Sunday, November 23, 2008

And You May Find Yourself Behind the Wheel of a Large Automobile

There's a new stage happening here. Shef asks bazillions of questions all the time. Here's a sample of today's inquiries between the hours of ten and twelve: Can boys get married with boys? Does everyone have a dad? Is there just black night sky all around the planet? How can I feel the planet? What happens when everyone dies? What time is it in Senegal? What time is it in Senegal now? And, how do we kill turkeys?

This last one was prompted by a tapestry at church which features pilgrim men marching along with muskets behind the Thanksgiving table.

I did a little blah-blahing about how all the meat we eat comes from animals, and we have to kill them in ways that cause them the least pain possible.

"But how do we KILL the turkeys?" Shef said, undeterred.

I sighed. "Do you really want me to tell you?

"Yes," he said, his hands folded in front of his chest in anticipation.

"Well," I began, "I'm pretty sure the best way to do it is to hang the turkey upside-down by its feet, so all the blood runs to its head.
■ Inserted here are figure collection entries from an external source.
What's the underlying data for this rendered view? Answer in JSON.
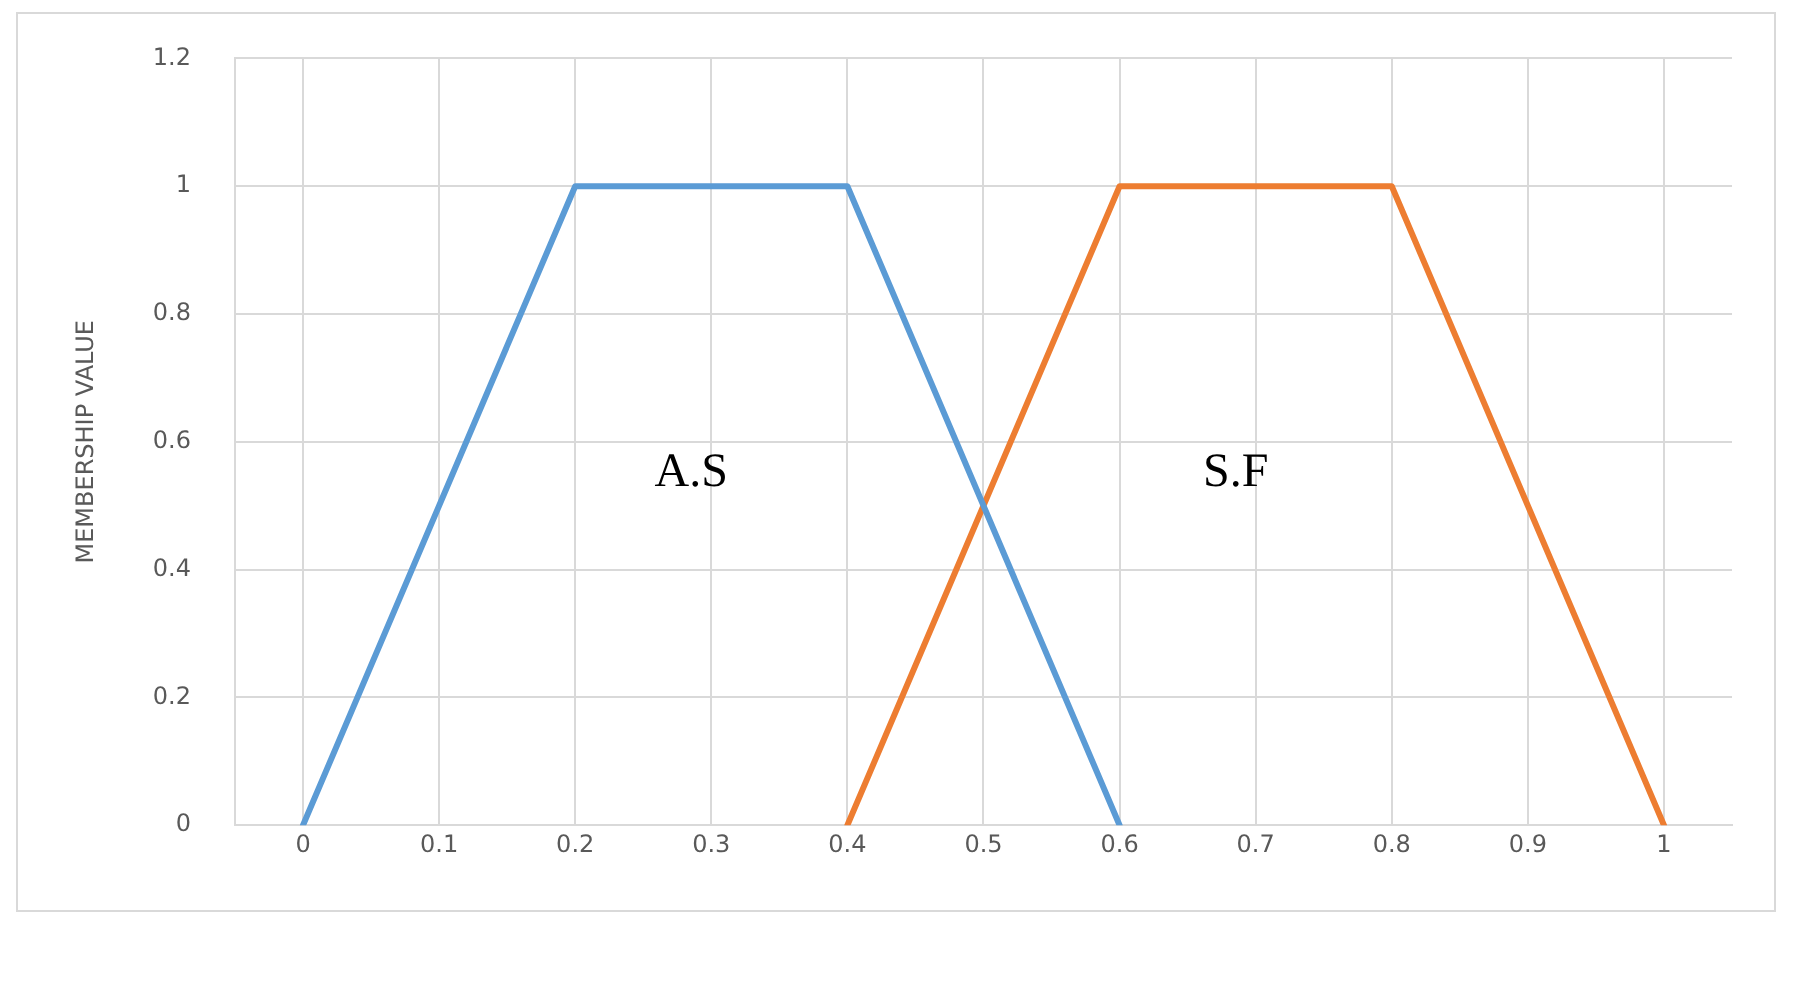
{
  "chart_data": {
    "type": "line",
    "ylabel": "MEMBERSHIP VALUE",
    "series": [
      {
        "color": "#5b9bd5",
        "x": [
          0,
          0.2,
          0.4,
          0.6
        ],
        "values": [
          0,
          1,
          1,
          0
        ]
      },
      {
        "color": "#ed7d31",
        "x": [
          0.4,
          0.6,
          0.8,
          1
        ],
        "values": [
          0,
          1,
          1,
          0
        ]
      }
    ],
    "annotations": [
      "A.S",
      "S.F"
    ],
    "xlim": [
      -0.05,
      1.05
    ],
    "xticks": [
      0,
      0.1,
      0.2,
      0.3,
      0.4,
      0.5,
      0.6,
      0.7,
      0.8,
      0.9,
      1
    ],
    "ylim": [
      0,
      1.2
    ],
    "yticks": [
      0,
      0.2,
      0.4,
      0.6,
      0.8,
      1,
      1.2
    ],
    "grid": true,
    "legend": false,
    "marker": "none",
    "line_style": "solid"
  }
}
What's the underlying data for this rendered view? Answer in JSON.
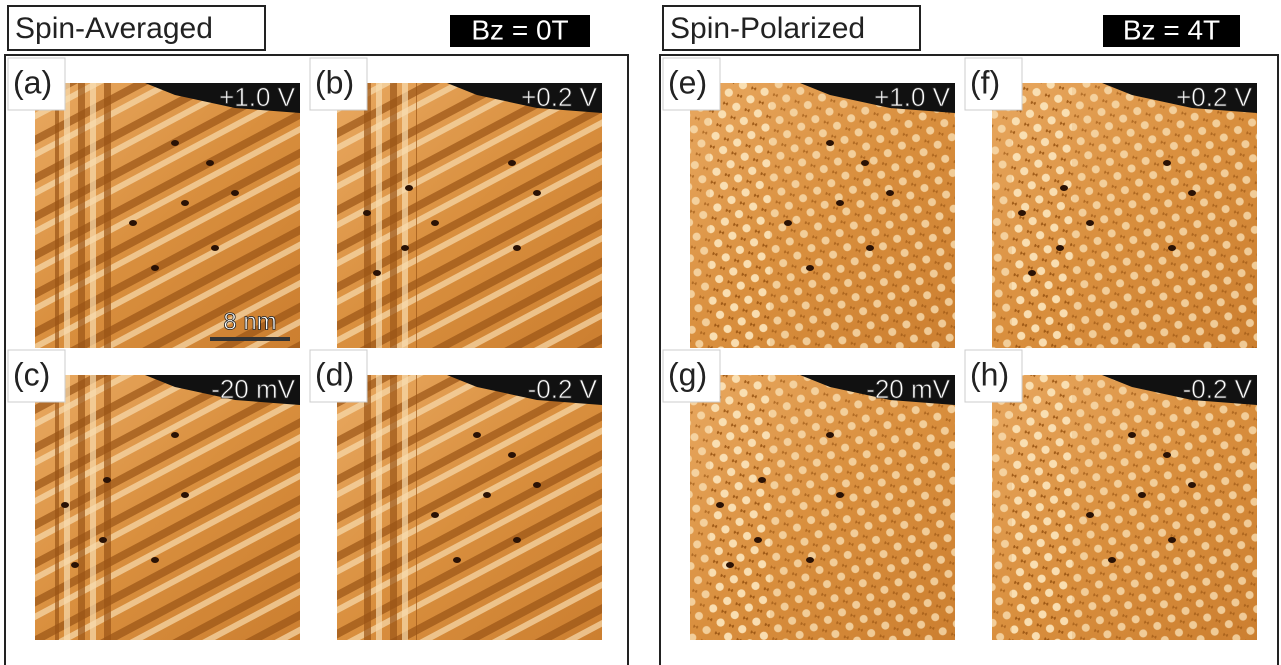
{
  "groups": [
    {
      "title": "Spin-Averaged",
      "field": "Bz = 0T",
      "panels": [
        {
          "label": "(a)",
          "bias": "+1.0 V"
        },
        {
          "label": "(b)",
          "bias": "+0.2 V"
        },
        {
          "label": "(c)",
          "bias": "-20 mV"
        },
        {
          "label": "(d)",
          "bias": "-0.2 V"
        }
      ]
    },
    {
      "title": "Spin-Polarized",
      "field": "Bz = 4T",
      "panels": [
        {
          "label": "(e)",
          "bias": "+1.0 V"
        },
        {
          "label": "(f)",
          "bias": "+0.2 V"
        },
        {
          "label": "(g)",
          "bias": "-20 mV"
        },
        {
          "label": "(h)",
          "bias": "-0.2 V"
        }
      ]
    }
  ],
  "scale_bar": "8 nm"
}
And then, after a little while, you cut its head off, and let the blood drain out into a bucket."

I expected Shef to be horrified, but of course he wasn't.

He took a big inhale and looked gleeful. "Can I DO it?" he asked. "Do you use a BIG KNIFE?"

I was saved from answering these questions by the beginning of Church School, during which our cherub was cast in the role of Joseph for the Living Nativity. I'm sure he won't have any questions about that.

4 comments:

LH said...

just fyi, you've got that theads song stuck in my head now. luckily it's one of my faves.

Have you introduced the idea of going veggie to mr. Shef? He doesn't seem to have a keen interest right now, but maybe , slowly, he'll come around to my way of eating.

KC said...

I told him about being vegetarian. He seemed to be interested, but then we had steak for dinner, and he was yelling about loving it SO MUCH.

mi said...

You got me at the TH reference- one of my favorites!

I love how kids can force the most gruesome info out of us, then beg for more.

SingletrackJenny (formerly known as IronJenny) said...

THat is hilarious! p.s. - I love meat. Especially turkey.